Our latest book is titled Divided We Stand: The 2020 Elections and American Politics. The early stages of the 2024 race will soon begin.
Charlie Sykes notes presidential buzz around Illinois Governor Pritzker and California Governor Newsom.
Which brings us to Newsom and Pritzker, who are being mentioned by the Great Premature Mentioners as possible 2024 contenders.
The same thing is happening in the GOP, where there is a good deal of post-Trump wish-casting.
The cool kid betting has Florida’s Ron DeSantis in the pole position. But don’t count on it, because these things always look better in the perfervid imaginings of pundits and consultants.
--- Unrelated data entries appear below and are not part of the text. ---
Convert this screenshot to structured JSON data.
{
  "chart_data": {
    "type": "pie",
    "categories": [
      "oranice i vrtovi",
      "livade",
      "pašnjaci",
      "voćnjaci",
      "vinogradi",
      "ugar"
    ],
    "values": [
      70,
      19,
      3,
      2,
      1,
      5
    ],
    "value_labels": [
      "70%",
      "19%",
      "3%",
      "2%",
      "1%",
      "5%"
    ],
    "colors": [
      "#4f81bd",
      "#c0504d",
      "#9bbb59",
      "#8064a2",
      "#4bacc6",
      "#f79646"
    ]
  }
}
History suggests — actually it shouts at us — that there is many a slip twixt the hype and an actual candidacy.
Just ask President Fred Thompson. Or Rick Perry. Or Gary Hart. Or Jeb (!) Bush, Ed Muskie, Wesley Clark, Scott Walker, or America’s Freaking Mayor.
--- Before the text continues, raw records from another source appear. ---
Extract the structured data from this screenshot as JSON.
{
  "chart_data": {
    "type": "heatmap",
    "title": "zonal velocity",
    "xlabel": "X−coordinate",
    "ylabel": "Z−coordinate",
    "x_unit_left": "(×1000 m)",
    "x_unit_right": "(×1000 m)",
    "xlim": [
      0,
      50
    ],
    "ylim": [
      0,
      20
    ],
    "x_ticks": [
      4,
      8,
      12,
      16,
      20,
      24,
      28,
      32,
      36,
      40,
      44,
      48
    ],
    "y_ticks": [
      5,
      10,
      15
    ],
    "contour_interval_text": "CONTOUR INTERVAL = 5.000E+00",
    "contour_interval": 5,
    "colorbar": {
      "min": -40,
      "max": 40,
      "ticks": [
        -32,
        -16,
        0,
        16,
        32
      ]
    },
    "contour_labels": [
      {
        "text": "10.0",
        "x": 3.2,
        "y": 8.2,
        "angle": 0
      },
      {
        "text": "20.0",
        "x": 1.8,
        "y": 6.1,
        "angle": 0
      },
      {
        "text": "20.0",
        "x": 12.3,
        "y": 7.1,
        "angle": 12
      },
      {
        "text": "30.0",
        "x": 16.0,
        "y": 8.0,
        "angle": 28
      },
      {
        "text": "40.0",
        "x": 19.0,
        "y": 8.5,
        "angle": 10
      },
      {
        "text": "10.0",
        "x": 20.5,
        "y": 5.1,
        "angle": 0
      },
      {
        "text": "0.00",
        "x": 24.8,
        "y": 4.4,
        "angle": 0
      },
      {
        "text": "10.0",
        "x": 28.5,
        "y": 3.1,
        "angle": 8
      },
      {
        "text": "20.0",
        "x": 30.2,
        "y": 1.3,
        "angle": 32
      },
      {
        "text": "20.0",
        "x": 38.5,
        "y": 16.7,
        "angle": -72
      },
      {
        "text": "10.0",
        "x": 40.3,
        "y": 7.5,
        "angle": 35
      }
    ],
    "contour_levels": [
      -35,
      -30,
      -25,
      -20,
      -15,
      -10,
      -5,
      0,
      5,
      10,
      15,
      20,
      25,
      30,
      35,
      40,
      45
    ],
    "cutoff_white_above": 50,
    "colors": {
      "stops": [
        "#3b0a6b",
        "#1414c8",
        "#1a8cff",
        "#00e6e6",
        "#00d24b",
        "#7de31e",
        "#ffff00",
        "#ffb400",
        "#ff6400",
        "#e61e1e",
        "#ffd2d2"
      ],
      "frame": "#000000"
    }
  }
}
It’s worth remembering that, at one time, they were not just contenders — they were front-runners. And then stuff happened.
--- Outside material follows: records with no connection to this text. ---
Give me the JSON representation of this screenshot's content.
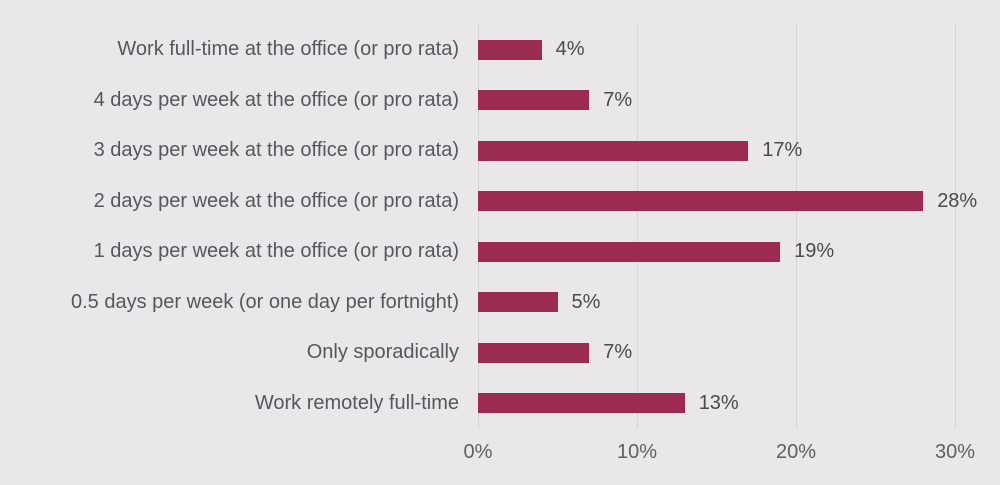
{
  "chart_data": {
    "type": "bar",
    "orientation": "horizontal",
    "title": "",
    "xlabel": "",
    "ylabel": "",
    "legend": "none",
    "grid": "vertical-gridlines",
    "categories": [
      "Work full-time at the office (or pro rata)",
      "4 days per week at the office (or pro rata)",
      "3 days per week at the office (or pro rata)",
      "2 days per week at the office (or pro rata)",
      "1 days per week at the office (or pro rata)",
      "0.5 days per week (or one day per fortnight)",
      "Only sporadically",
      "Work remotely full-time"
    ],
    "values": [
      4,
      7,
      17,
      28,
      19,
      5,
      7,
      13
    ],
    "data_labels": [
      "4%",
      "7%",
      "17%",
      "28%",
      "19%",
      "5%",
      "7%",
      "13%"
    ],
    "x_axis": {
      "tick_values": [
        0,
        10,
        20,
        30
      ],
      "tick_labels": [
        "0%",
        "10%",
        "20%",
        "30%"
      ],
      "range": [
        0,
        32
      ]
    },
    "colors": {
      "bar": "#9C2B52",
      "background": "#E9E7E9",
      "gridline": "#D7D4D7",
      "category_text": "#58565A",
      "value_text": "#4B4B4B",
      "tick_text": "#606060"
    }
  }
}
... Newsom is making all sorts of noise and mustering all kinds of attention outside the state, most recently by trolling Florida’s governor with a campaign-style TV spot dumping on Republican Ron DeSantis and some of his retrograde policies on free speech and voting rights.
[BUT] History has shown how tough it is for a governor with full-time responsibilities in Sacramento to run for president and succeed. Republican Pete Wilson and Democrat Jerry Brown both fell short in their pursuit of the White House and learned that the hard way.
Then there’s the matter of the Democrat currently residing in the White House
What if Biden chooses not to seek a second term?
Then the front-runner automatically becomes his vice president — and Newsom’s old frenemy — Kamala Harris.
The two came up together in San Francisco politics and share the same donor and political base. (For a time, they shared the same set of political strategists.) Newsom had indicated to those around him he has no intention of challenging Harris if she were to run in 2024, which is probably wise.
Taking the nomination away from a sitting vice president would also pose a steep challenge.